Judy is wonderful and her voice is just something else. The films is so bright and colorful and she radiates joy throughout. The Smith family was fun to watch and it was nice to get all the context behind the musical numbers I was familiar with. I wish Joan Carroll would've gotten more to do though. She opens the movie singing the title song briefly, then she's really just background noise to Margaret O'Brien, who had the juicer role of the two younger sisters.
Memorable Quote: "Oh I don't hate you, I just hate basketball." - Esther (Judy Garland)
Now onto Summer Stock, in this film Judy plays Jane, a down on her luck farmer whose sister Abigail (Gloria DeHaven) shows up one day with about 20 actors in tow and has promised them the barn for the show. Jane beings to butt heads, then fall for the show's director and star, Joe. (Gene Kelly)
I love me some Gene Kelly but everyone in this movie aside from Jane, Joe, and Esme (Marjorie Main) is too dumb for words. That made it a little hard to watch at times, but the dance numbers were so much fun that I would forget it about briefly. I read a lot about the backstage drama surrounding this film. How Judy was at the height of her drug addiction, and performance wise you never would've guessed. She's good here too and Kelly is an absolute delight.

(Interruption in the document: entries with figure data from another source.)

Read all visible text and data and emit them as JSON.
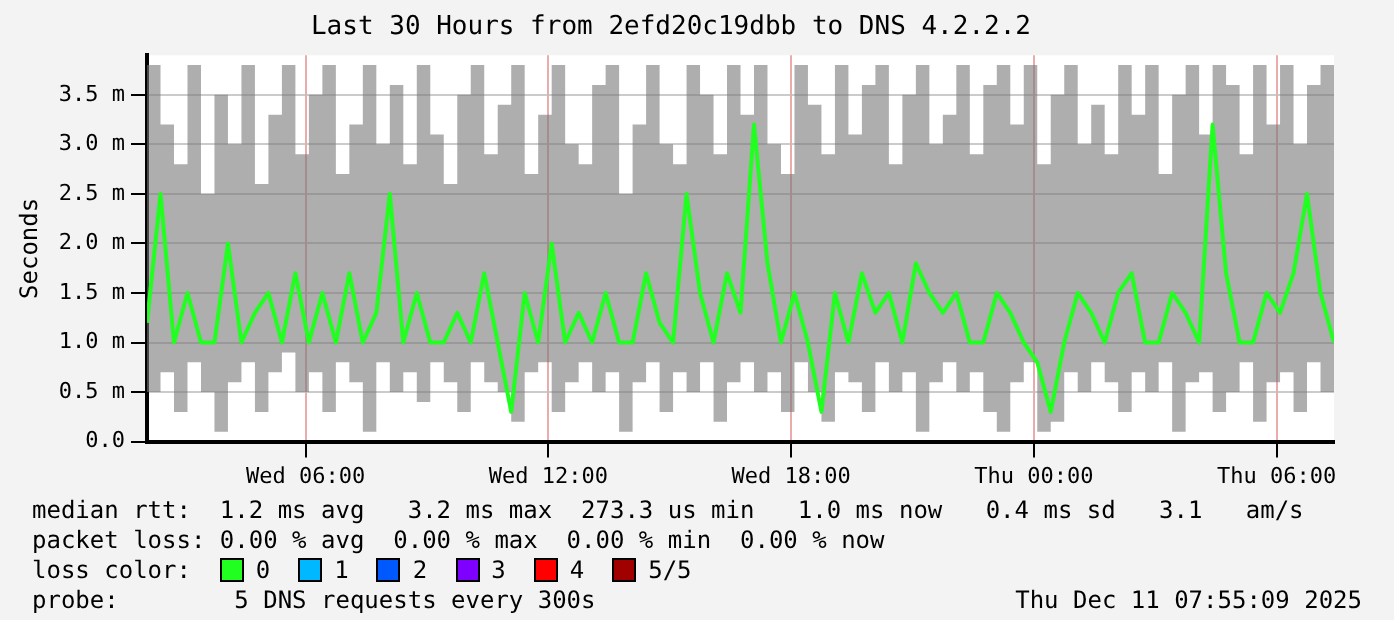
{
  "chart_data": {
    "type": "line",
    "title": "Last 30 Hours from 2efd20c19dbb to DNS 4.2.2.2",
    "ylabel": "Seconds",
    "x": [
      "2025-12-10T02:05",
      "2025-12-10T02:25",
      "2025-12-10T02:45",
      "2025-12-10T03:05",
      "2025-12-10T03:25",
      "2025-12-10T03:45",
      "2025-12-10T04:05",
      "2025-12-10T04:25",
      "2025-12-10T04:45",
      "2025-12-10T05:05",
      "2025-12-10T05:25",
      "2025-12-10T05:45",
      "2025-12-10T06:05",
      "2025-12-10T06:25",
      "2025-12-10T06:45",
      "2025-12-10T07:05",
      "2025-12-10T07:25",
      "2025-12-10T07:45",
      "2025-12-10T08:05",
      "2025-12-10T08:25",
      "2025-12-10T08:45",
      "2025-12-10T09:05",
      "2025-12-10T09:25",
      "2025-12-10T09:45",
      "2025-12-10T10:05",
      "2025-12-10T10:25",
      "2025-12-10T10:45",
      "2025-12-10T11:05",
      "2025-12-10T11:25",
      "2025-12-10T11:45",
      "2025-12-10T12:05",
      "2025-12-10T12:25",
      "2025-12-10T12:45",
      "2025-12-10T13:05",
      "2025-12-10T13:25",
      "2025-12-10T13:45",
      "2025-12-10T14:05",
      "2025-12-10T14:25",
      "2025-12-10T14:45",
      "2025-12-10T15:05",
      "2025-12-10T15:25",
      "2025-12-10T15:45",
      "2025-12-10T16:05",
      "2025-12-10T16:25",
      "2025-12-10T16:45",
      "2025-12-10T17:05",
      "2025-12-10T17:25",
      "2025-12-10T17:45",
      "2025-12-10T18:05",
      "2025-12-10T18:25",
      "2025-12-10T18:45",
      "2025-12-10T19:05",
      "2025-12-10T19:25",
      "2025-12-10T19:45",
      "2025-12-10T20:05",
      "2025-12-10T20:25",
      "2025-12-10T20:45",
      "2025-12-10T21:05",
      "2025-12-10T21:25",
      "2025-12-10T21:45",
      "2025-12-10T22:05",
      "2025-12-10T22:25",
      "2025-12-10T22:45",
      "2025-12-10T23:05",
      "2025-12-10T23:25",
      "2025-12-10T23:45",
      "2025-12-11T00:05",
      "2025-12-11T00:25",
      "2025-12-11T00:45",
      "2025-12-11T01:05",
      "2025-12-11T01:25",
      "2025-12-11T01:45",
      "2025-12-11T02:05",
      "2025-12-11T02:25",
      "2025-12-11T02:45",
      "2025-12-11T03:05",
      "2025-12-11T03:25",
      "2025-12-11T03:45",
      "2025-12-11T04:05",
      "2025-12-11T04:25",
      "2025-12-11T04:45",
      "2025-12-11T05:05",
      "2025-12-11T05:25",
      "2025-12-11T05:45",
      "2025-12-11T06:05",
      "2025-12-11T06:25",
      "2025-12-11T06:45",
      "2025-12-11T07:05",
      "2025-12-11T07:25"
    ],
    "series": [
      {
        "name": "0",
        "color": "#20ff20",
        "values": [
          1.2,
          2.5,
          1.0,
          1.5,
          1.0,
          1.0,
          2.0,
          1.0,
          1.3,
          1.5,
          1.0,
          1.7,
          1.0,
          1.5,
          1.0,
          1.7,
          1.0,
          1.3,
          2.5,
          1.0,
          1.5,
          1.0,
          1.0,
          1.3,
          1.0,
          1.7,
          1.0,
          0.3,
          1.5,
          1.0,
          2.0,
          1.0,
          1.3,
          1.0,
          1.5,
          1.0,
          1.0,
          1.7,
          1.2,
          1.0,
          2.5,
          1.5,
          1.0,
          1.7,
          1.3,
          3.2,
          1.8,
          1.0,
          1.5,
          1.0,
          0.3,
          1.5,
          1.0,
          1.7,
          1.3,
          1.5,
          1.0,
          1.8,
          1.5,
          1.3,
          1.5,
          1.0,
          1.0,
          1.5,
          1.3,
          1.0,
          0.8,
          0.3,
          1.0,
          1.5,
          1.3,
          1.0,
          1.5,
          1.7,
          1.0,
          1.0,
          1.5,
          1.3,
          1.0,
          3.2,
          1.7,
          1.0,
          1.0,
          1.5,
          1.3,
          1.7,
          2.5,
          1.5,
          1.0
        ],
        "lower": [
          0.5,
          0.7,
          0.3,
          0.8,
          0.5,
          0.1,
          0.6,
          0.8,
          0.3,
          0.7,
          0.9,
          0.5,
          0.7,
          0.3,
          0.8,
          0.6,
          0.1,
          0.8,
          0.5,
          0.7,
          0.4,
          0.8,
          0.6,
          0.3,
          0.8,
          0.6,
          0.5,
          0.2,
          0.7,
          0.8,
          0.3,
          0.6,
          0.8,
          0.5,
          0.7,
          0.1,
          0.6,
          0.8,
          0.3,
          0.7,
          0.5,
          0.8,
          0.2,
          0.6,
          0.8,
          0.5,
          0.7,
          0.3,
          0.8,
          0.5,
          0.2,
          0.7,
          0.6,
          0.3,
          0.8,
          0.5,
          0.7,
          0.1,
          0.6,
          0.8,
          0.5,
          0.7,
          0.3,
          0.1,
          0.6,
          0.8,
          0.1,
          0.2,
          0.7,
          0.5,
          0.8,
          0.6,
          0.3,
          0.7,
          0.5,
          0.8,
          0.1,
          0.6,
          0.7,
          0.3,
          0.5,
          0.8,
          0.2,
          0.6,
          0.7,
          0.3,
          0.8,
          0.5,
          0.8
        ],
        "upper": [
          3.8,
          3.2,
          2.8,
          3.8,
          2.5,
          3.5,
          3.0,
          3.8,
          2.6,
          3.3,
          3.8,
          2.9,
          3.5,
          3.8,
          2.7,
          3.2,
          3.8,
          3.0,
          3.6,
          2.8,
          3.8,
          3.1,
          2.6,
          3.5,
          3.8,
          2.9,
          3.4,
          3.8,
          2.7,
          3.3,
          3.8,
          3.0,
          2.8,
          3.6,
          3.8,
          2.5,
          3.2,
          3.8,
          3.0,
          2.8,
          3.8,
          3.5,
          2.9,
          3.8,
          3.3,
          3.8,
          3.0,
          2.7,
          3.8,
          3.4,
          2.9,
          3.8,
          3.1,
          3.6,
          3.8,
          2.8,
          3.5,
          3.8,
          3.0,
          3.3,
          3.8,
          2.9,
          3.6,
          3.8,
          3.2,
          3.8,
          2.8,
          3.5,
          3.8,
          3.0,
          3.4,
          2.9,
          3.8,
          3.3,
          3.8,
          2.7,
          3.5,
          3.8,
          3.1,
          3.8,
          3.6,
          2.9,
          3.8,
          3.2,
          3.8,
          3.0,
          3.6,
          3.8,
          3.1
        ]
      },
      {
        "name": "1",
        "color": "#00b8ff",
        "values": [
          null,
          null,
          null,
          null,
          null,
          null,
          null,
          null,
          null,
          null,
          null,
          null,
          null,
          null,
          null,
          null,
          null,
          null,
          null,
          null,
          null,
          null,
          null,
          null,
          null,
          null,
          null,
          null,
          null,
          null,
          null,
          null,
          null,
          null,
          null,
          null,
          null,
          null,
          null,
          null,
          null,
          null,
          null,
          null,
          null,
          null,
          null,
          null,
          null,
          null,
          null,
          null,
          null,
          null,
          null,
          null,
          null,
          null,
          null,
          null,
          null,
          null,
          null,
          null,
          null,
          null,
          null,
          null,
          null,
          null,
          null,
          null,
          null,
          null,
          null,
          null,
          null,
          null,
          null,
          null,
          null,
          null,
          null,
          null,
          null,
          null,
          null,
          null,
          null
        ]
      },
      {
        "name": "2",
        "color": "#0059ff",
        "values": [
          null,
          null,
          null,
          null,
          null,
          null,
          null,
          null,
          null,
          null,
          null,
          null,
          null,
          null,
          null,
          null,
          null,
          null,
          null,
          null,
          null,
          null,
          null,
          null,
          null,
          null,
          null,
          null,
          null,
          null,
          null,
          null,
          null,
          null,
          null,
          null,
          null,
          null,
          null,
          null,
          null,
          null,
          null,
          null,
          null,
          null,
          null,
          null,
          null,
          null,
          null,
          null,
          null,
          null,
          null,
          null,
          null,
          null,
          null,
          null,
          null,
          null,
          null,
          null,
          null,
          null,
          null,
          null,
          null,
          null,
          null,
          null,
          null,
          null,
          null,
          null,
          null,
          null,
          null,
          null,
          null,
          null,
          null,
          null,
          null,
          null,
          null,
          null,
          null
        ]
      },
      {
        "name": "3",
        "color": "#7e00ff",
        "values": [
          null,
          null,
          null,
          null,
          null,
          null,
          null,
          null,
          null,
          null,
          null,
          null,
          null,
          null,
          null,
          null,
          null,
          null,
          null,
          null,
          null,
          null,
          null,
          null,
          null,
          null,
          null,
          null,
          null,
          null,
          null,
          null,
          null,
          null,
          null,
          null,
          null,
          null,
          null,
          null,
          null,
          null,
          null,
          null,
          null,
          null,
          null,
          null,
          null,
          null,
          null,
          null,
          null,
          null,
          null,
          null,
          null,
          null,
          null,
          null,
          null,
          null,
          null,
          null,
          null,
          null,
          null,
          null,
          null,
          null,
          null,
          null,
          null,
          null,
          null,
          null,
          null,
          null,
          null,
          null,
          null,
          null,
          null,
          null,
          null,
          null,
          null,
          null,
          null
        ]
      },
      {
        "name": "4",
        "color": "#ff0000",
        "values": [
          null,
          null,
          null,
          null,
          null,
          null,
          null,
          null,
          null,
          null,
          null,
          null,
          null,
          null,
          null,
          null,
          null,
          null,
          null,
          null,
          null,
          null,
          null,
          null,
          null,
          null,
          null,
          null,
          null,
          null,
          null,
          null,
          null,
          null,
          null,
          null,
          null,
          null,
          null,
          null,
          null,
          null,
          null,
          null,
          null,
          null,
          null,
          null,
          null,
          null,
          null,
          null,
          null,
          null,
          null,
          null,
          null,
          null,
          null,
          null,
          null,
          null,
          null,
          null,
          null,
          null,
          null,
          null,
          null,
          null,
          null,
          null,
          null,
          null,
          null,
          null,
          null,
          null,
          null,
          null,
          null,
          null,
          null,
          null,
          null,
          null,
          null,
          null,
          null
        ]
      },
      {
        "name": "5/5",
        "color": "#a10000",
        "values": [
          null,
          null,
          null,
          null,
          null,
          null,
          null,
          null,
          null,
          null,
          null,
          null,
          null,
          null,
          null,
          null,
          null,
          null,
          null,
          null,
          null,
          null,
          null,
          null,
          null,
          null,
          null,
          null,
          null,
          null,
          null,
          null,
          null,
          null,
          null,
          null,
          null,
          null,
          null,
          null,
          null,
          null,
          null,
          null,
          null,
          null,
          null,
          null,
          null,
          null,
          null,
          null,
          null,
          null,
          null,
          null,
          null,
          null,
          null,
          null,
          null,
          null,
          null,
          null,
          null,
          null,
          null,
          null,
          null,
          null,
          null,
          null,
          null,
          null,
          null,
          null,
          null,
          null,
          null,
          null,
          null,
          null,
          null,
          null,
          null,
          null,
          null,
          null,
          null
        ]
      }
    ],
    "xlim": [
      "2025-12-10T02:05",
      "2025-12-11T07:25"
    ],
    "xticks": [
      {
        "value": "2025-12-10T06:00",
        "label": "Wed 06:00"
      },
      {
        "value": "2025-12-10T12:00",
        "label": "Wed 12:00"
      },
      {
        "value": "2025-12-10T18:00",
        "label": "Wed 18:00"
      },
      {
        "value": "2025-12-11T00:00",
        "label": "Thu 00:00"
      },
      {
        "value": "2025-12-11T06:00",
        "label": "Thu 06:00"
      }
    ],
    "ylim": [
      0,
      3.9
    ],
    "yticks": [
      {
        "value": 0,
        "label": "0.0"
      },
      {
        "value": 0.5,
        "label": "0.5 m"
      },
      {
        "value": 1.0,
        "label": "1.0 m"
      },
      {
        "value": 1.5,
        "label": "1.5 m"
      },
      {
        "value": 2.0,
        "label": "2.0 m"
      },
      {
        "value": 2.5,
        "label": "2.5 m"
      },
      {
        "value": 3.0,
        "label": "3.0 m"
      },
      {
        "value": 3.5,
        "label": "3.5 m"
      }
    ],
    "grid": true,
    "legend": "bottom",
    "legend_title": "loss color:",
    "marker": "none",
    "line_style": "solid",
    "annotations": [
      "median rtt:  1.2 ms avg   3.2 ms max  273.3 us min   1.0 ms now   0.4 ms sd   3.1   am/s",
      "packet loss: 0.00 % avg  0.00 % max  0.00 % min  0.00 % now",
      "probe:        5 DNS requests every 300s",
      "Thu Dec 11 07:55:09 2025"
    ]
  }
}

As you probably can tell, I liked Meet Me In St. Louis far more, but don't sleep on Summer Stock. It's enjoyable enough, plot contrivances aside.
Memorable Quote: "We're trying to tell a story with music and song and dance." - Joe (Gene Kelly)
The Sopranos - After 84 years, I'm finally starting the Sopranos. So far so good, I'm only on season 2 but it got off to a better start than the last old HBO show binged.